Because you would not want to hurt their feelings you politely smile and thank them for the gift. After you receive this gift it is yours and you can do whatever it is you want with it. However, be honest with your friends and relatives when they ask you how you're enjoying the gift. Tell them the truth. If the gift is somewhere lost in the Bermuda triangle called your closet or somewhere collecting dust let them know that you don't have a need to use it as of yet.
If you decide to sell your loved ones gift they gave you, you have a right to do it. If they become angry, they'll get over it in time. It's always a good idea to drop hints. talk to your loved ones about what you desire and could use. Unless they're genuine psychics, no one can read minds. So start dropping those hints around your birthday and holidays.
Surprises are good, but don't expect the hint you gave to be in that gift bag when you look in it on your birthday or at Christmas. Don't be disappointed, at least you tried. The economy isn't all that great and jobs are scarce. People can only give gifts that they can afford and if you receive it, understand that it's the thought that counts.
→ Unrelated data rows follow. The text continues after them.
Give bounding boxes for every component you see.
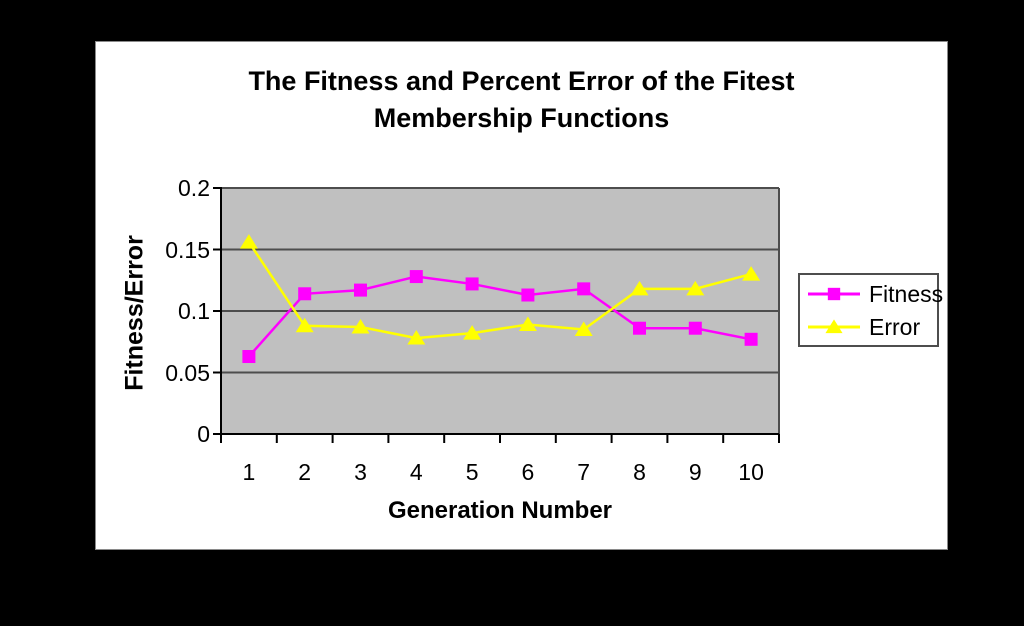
square-marker — [298, 287, 312, 301]
y-tick-label: 0.15 — [165, 236, 210, 263]
triangle-marker — [630, 280, 649, 296]
square-marker — [242, 350, 256, 364]
x-tick-label: 10 — [738, 459, 764, 485]
triangle-marker — [351, 318, 370, 334]
square-marker — [354, 283, 367, 297]
x-tick-label: 1 — [242, 459, 256, 485]
triangle-marker — [825, 318, 843, 333]
x-tick-label: 2 — [298, 459, 312, 485]
square-marker — [577, 282, 591, 296]
chart-legend: Fitness Error — [798, 273, 943, 347]
chart-title: The Fitness and Percent Error of the Fit… — [96, 63, 947, 137]
square-marker — [465, 277, 479, 291]
fitness-series-swatch-icon — [808, 287, 860, 300]
triangle-marker — [686, 280, 705, 296]
square-marker — [827, 287, 841, 300]
triangle-marker — [742, 266, 761, 281]
x-tick-label: 6 — [521, 459, 535, 485]
square-marker — [409, 270, 423, 284]
triangle-marker — [407, 330, 426, 345]
square-marker — [521, 288, 535, 302]
triangle-marker — [463, 325, 482, 340]
x-tick-label: 4 — [409, 459, 423, 485]
error-series-line — [247, 241, 752, 340]
chart-title-line-2: Membership Functions — [373, 103, 670, 133]
x-tick-label: 5 — [465, 459, 479, 485]
x-tick-label: 7 — [577, 459, 591, 485]
x-tick-label: 9 — [688, 459, 702, 485]
y-tick-label: 0.1 — [178, 298, 210, 324]
error-series-swatch-icon — [808, 318, 860, 333]
triangle-marker — [574, 321, 593, 336]
triangle-marker — [239, 234, 258, 249]
x-axis-title: Generation Number — [387, 497, 613, 524]
square-marker — [744, 332, 758, 346]
x-tick-label: 8 — [633, 459, 646, 485]
plot-area — [213, 187, 780, 443]
legend-label-error: Error — [869, 313, 921, 340]
triangle-marker — [295, 317, 314, 333]
legend-entry-error: Error — [807, 310, 937, 343]
legend-label-fitness: Fitness — [869, 280, 944, 307]
chart-area: The Fitness and Percent Error of the Fit… — [95, 41, 948, 550]
legend-entry-fitness: Fitness — [807, 277, 943, 310]
square-marker — [633, 321, 646, 335]
y-tick-label: 0.2 — [178, 175, 210, 201]
triangle-marker — [518, 316, 537, 332]
chart-title-line-1: The Fitness and Percent Error of the Fit… — [248, 66, 795, 96]
square-marker — [688, 321, 702, 335]
y-tick-label: 0 — [197, 421, 210, 447]
fitness-series-line — [247, 275, 752, 358]
y-tick-label: 0.05 — [165, 359, 210, 386]
x-tick-label: 3 — [354, 459, 367, 485]
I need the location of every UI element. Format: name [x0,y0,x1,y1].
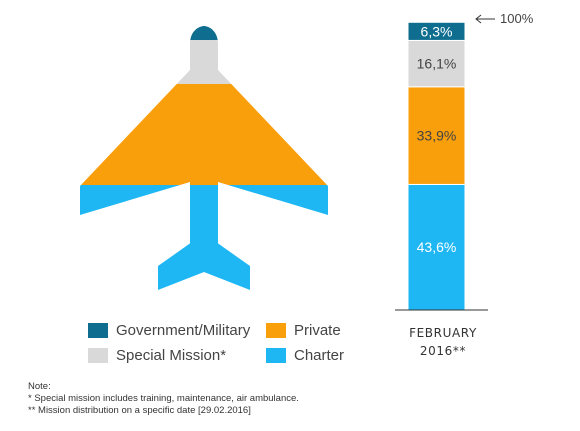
plane-band-government [80,26,328,40]
legend-item-special: Special Mission* [88,347,266,364]
legend-label: Government/Military [116,322,251,339]
data-label: 16,1% [417,56,457,72]
footnotes: Note: * Special mission includes trainin… [28,381,299,417]
bar-segment-government-military [407,21,466,41]
legend-item-government: Government/Military [88,322,266,339]
notes-title: Note: [28,381,51,392]
airplane-icon [80,26,328,290]
legend-label: Private [294,322,341,339]
note-special-mission: * Special mission includes training, mai… [28,393,299,404]
data-label: 6,3% [421,23,453,39]
plane-band-charter [80,185,328,290]
plane-band-private [80,84,328,185]
bar-segment-charter [407,183,466,311]
total-marker: 100% [474,11,533,26]
stacked-bar-chart: 43,6% 33,9% 16,1% 6,3% [395,21,488,311]
legend-swatch-charter [266,348,286,363]
period-label: FEBRUARY 2016** [405,324,481,360]
period-month: FEBRUARY [409,326,477,340]
legend-swatch-private [266,323,286,338]
arrow-left-icon [475,14,495,23]
data-label: 33,9% [417,128,457,144]
legend-label: Charter [294,347,345,364]
legend-swatch-government [88,323,108,338]
data-label: 43,6% [417,239,457,255]
total-marker-label: 100% [500,11,534,26]
plane-band-special [80,40,328,84]
bar-segment-private [407,86,466,185]
legend-swatch-special [88,348,108,363]
legend: Government/Military Private Special Miss… [88,322,376,364]
legend-label: Special Mission* [116,347,227,364]
legend-item-charter: Charter [266,347,376,364]
period-year: 2016** [419,344,467,358]
legend-item-private: Private [266,322,376,339]
note-mission-distribution: ** Mission distribution on a specific da… [28,405,251,416]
I know some people who've re-wrapped gifts after they have received them and given them to other friends or family members and even though I believe you can do whatever you want with your gifts, I have a slight problem with recycling gifts and passing them on. If it's something you choose to do, go for it, just make sure you have a good explanation to give to the relative who originally have given you that gift and heard it through the grapevine that you've re-wrapped it and gave it to your cousin.
Personally, I'm allergic to walnuts, and once I received a box of chocolate covered walnuts for Christmas, I didn't have a problem giving them to another relative who loved chocolate covered walnuts. Although I passed them on, I didn't give it as a gift.
It isn't impolite to sell anything that belongs to you. So sell those unwanted things or donate them to a charity. With this economy, and the desperate need for money, your relatives and friends will understand.